No geral, a característica mais gritante que existe em comum entre os locais onde ocorrem estes deslizamentos é que são áreas onde a população é pobre e possui poucos recursos técnicos e apoio governamental para fazer suas construções. Quando falamos em recursos técnicos, falamos em conhecimento de engenharia e materiais adequados, pois morar em uma área que é naturalmente suscetível a escorregamentos não é apenas uma opção, e sim uma necessidade dada a situação de moradia e especulação imobiliária no Brasil. Vemos, por exemplo, a cidade de Campos do Jordão: há uma área pobre, onde sempre há desastres do tipo escorregamentos, com muitas perdas de vidas humanas. No entanto, também há áreas onde existem construções de luxo enormes e as características geomorfológicas do terreno são parecidas como os das áreas mais pobres, ou seja, são também menos favoráveis à ocupação e não sofrem com esse nível de tragédia e mortes. Não digo que não há possibilidade de haver algum evento de deslizamento em uma área rica e que atinja áreas ocupadas, no entanto, quanto menor o acesso ao conhecimento, técnicas e materiais sobre como construir de maneira correta nestas áreas, maior a possibilidade de ocorrer desastres. E isto está intimamente ligado à necessidade de moradia de pessoas que são obrigadas a ocuparem terrenos menos favoráveis para construções, a falta de capacidade financeira em contratar profissionais especializados, pois são trabalhadores precarizados, com baixíssimos salários, além da total ausência do poder público para conduzir as construções.

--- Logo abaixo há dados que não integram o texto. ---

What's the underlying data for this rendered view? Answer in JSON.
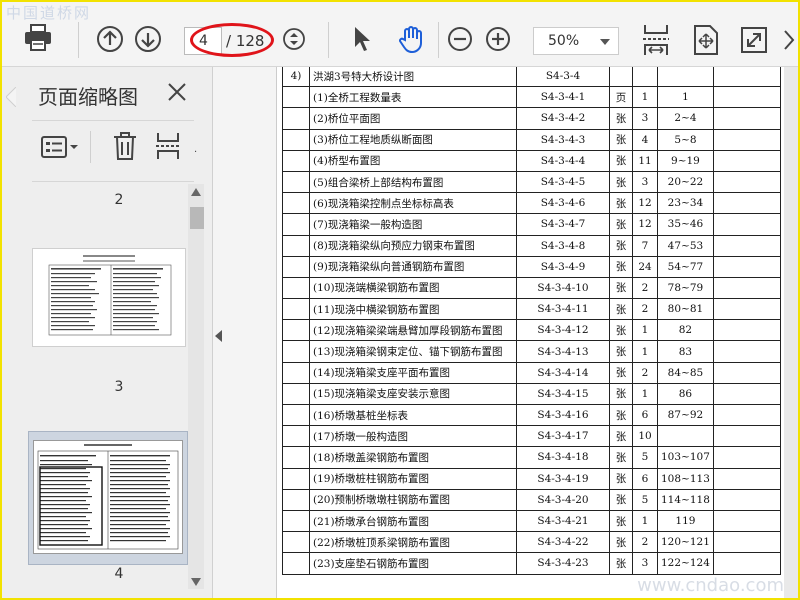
{
  "watermark": {
    "top_left": "中国道桥网",
    "bottom_right": "www.cndao.com"
  },
  "toolbar": {
    "page_current": "4",
    "page_total": "/ 128",
    "zoom": "50%",
    "icons": [
      "printer-icon",
      "arrow-up-icon",
      "arrow-down-icon",
      "page-stepper-icon",
      "select-pointer-icon",
      "hand-icon",
      "zoom-out-icon",
      "zoom-in-icon",
      "fit-width-icon",
      "fit-page-icon",
      "fullscreen-icon",
      "more-icon"
    ],
    "colors": {
      "annotation_ellipse": "#e0141a",
      "hand_icon": "#1e5fd8",
      "frame": "#f2e200"
    }
  },
  "sidebar": {
    "title": "页面缩略图",
    "thumbnails": [
      {
        "label": "2"
      },
      {
        "label": "3"
      },
      {
        "label": "4",
        "selected": true
      }
    ]
  },
  "document": {
    "rows": [
      {
        "no": "4)",
        "name": "洪湖3号特大桥设计图",
        "code": "S4-3-4",
        "unit": "",
        "count": "",
        "pages": ""
      },
      {
        "no": "",
        "name": "(1)全桥工程数量表",
        "code": "S4-3-4-1",
        "unit": "页",
        "count": "1",
        "pages": "1"
      },
      {
        "no": "",
        "name": "(2)桥位平面图",
        "code": "S4-3-4-2",
        "unit": "张",
        "count": "3",
        "pages": "2~4"
      },
      {
        "no": "",
        "name": "(3)桥位工程地质纵断面图",
        "code": "S4-3-4-3",
        "unit": "张",
        "count": "4",
        "pages": "5~8"
      },
      {
        "no": "",
        "name": "(4)桥型布置图",
        "code": "S4-3-4-4",
        "unit": "张",
        "count": "11",
        "pages": "9~19"
      },
      {
        "no": "",
        "name": "(5)组合梁桥上部结构布置图",
        "code": "S4-3-4-5",
        "unit": "张",
        "count": "3",
        "pages": "20~22"
      },
      {
        "no": "",
        "name": "(6)现浇箱梁控制点坐标标高表",
        "code": "S4-3-4-6",
        "unit": "张",
        "count": "12",
        "pages": "23~34"
      },
      {
        "no": "",
        "name": "(7)现浇箱梁一般构造图",
        "code": "S4-3-4-7",
        "unit": "张",
        "count": "12",
        "pages": "35~46"
      },
      {
        "no": "",
        "name": "(8)现浇箱梁纵向预应力钢束布置图",
        "code": "S4-3-4-8",
        "unit": "张",
        "count": "7",
        "pages": "47~53"
      },
      {
        "no": "",
        "name": "(9)现浇箱梁纵向普通钢筋布置图",
        "code": "S4-3-4-9",
        "unit": "张",
        "count": "24",
        "pages": "54~77"
      },
      {
        "no": "",
        "name": "(10)现浇端横梁钢筋布置图",
        "code": "S4-3-4-10",
        "unit": "张",
        "count": "2",
        "pages": "78~79"
      },
      {
        "no": "",
        "name": "(11)现浇中横梁钢筋布置图",
        "code": "S4-3-4-11",
        "unit": "张",
        "count": "2",
        "pages": "80~81"
      },
      {
        "no": "",
        "name": "(12)现浇箱梁梁端悬臂加厚段钢筋布置图",
        "code": "S4-3-4-12",
        "unit": "张",
        "count": "1",
        "pages": "82"
      },
      {
        "no": "",
        "name": "(13)现浇箱梁钢束定位、锚下钢筋布置图",
        "code": "S4-3-4-13",
        "unit": "张",
        "count": "1",
        "pages": "83"
      },
      {
        "no": "",
        "name": "(14)现浇箱梁支座平面布置图",
        "code": "S4-3-4-14",
        "unit": "张",
        "count": "2",
        "pages": "84~85"
      },
      {
        "no": "",
        "name": "(15)现浇箱梁支座安装示意图",
        "code": "S4-3-4-15",
        "unit": "张",
        "count": "1",
        "pages": "86"
      },
      {
        "no": "",
        "name": "(16)桥墩基桩坐标表",
        "code": "S4-3-4-16",
        "unit": "张",
        "count": "6",
        "pages": "87~92"
      },
      {
        "no": "",
        "name": "(17)桥墩一般构造图",
        "code": "S4-3-4-17",
        "unit": "张",
        "count": "10",
        "pages": ""
      },
      {
        "no": "",
        "name": "(18)桥墩盖梁钢筋布置图",
        "code": "S4-3-4-18",
        "unit": "张",
        "count": "5",
        "pages": "103~107"
      },
      {
        "no": "",
        "name": "(19)桥墩桩柱钢筋布置图",
        "code": "S4-3-4-19",
        "unit": "张",
        "count": "6",
        "pages": "108~113"
      },
      {
        "no": "",
        "name": "(20)预制桥墩墩柱钢筋布置图",
        "code": "S4-3-4-20",
        "unit": "张",
        "count": "5",
        "pages": "114~118"
      },
      {
        "no": "",
        "name": "(21)桥墩承台钢筋布置图",
        "code": "S4-3-4-21",
        "unit": "张",
        "count": "1",
        "pages": "119"
      },
      {
        "no": "",
        "name": "(22)桥墩桩顶系梁钢筋布置图",
        "code": "S4-3-4-22",
        "unit": "张",
        "count": "2",
        "pages": "120~121"
      },
      {
        "no": "",
        "name": "(23)支座垫石钢筋布置图",
        "code": "S4-3-4-23",
        "unit": "张",
        "count": "3",
        "pages": "122~124"
      }
    ]
  }
}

ED – A mídia dá bastante peso para a questão das chuvas quando acontecem tragédias desse tipo. Dá para afirmarmos que a culpa foi da chuva? Choveu demais e por isso essas tragédias acontecem?

A chuva é um fenômeno natural que acontece anualmente aqui na costa do Atlântico, principalmente no Sudeste, mas pode se estender, devido a intensidade das massas de ar e dos ciclones que se formam no Atlântico, tanto para norte quanto para sul. Isso acontece devido a vários fatores. Não tem como culpar a chuva pelo estrago feito em uma área que deveria ser manejada e gerida de forma correta pelo poder público, onde obras de contenção e estruturas de escoamento de água deveriam ser construídas, a fim de conseguir drenar a água e estabilizar encostas em épocas de eventos chuvosos da magnitude que houve em Petrópolis, por exemplo.

Há estudos que conseguem prever com certa acurácia esses tipos de evento, a frequência em que eles possivelmente irão ocorrer e a intensidade das chuvas, através de monitoramento. Em posse desses estudos cabe aos governos tomar as medidas necessárias para prevenir os escorregamentos.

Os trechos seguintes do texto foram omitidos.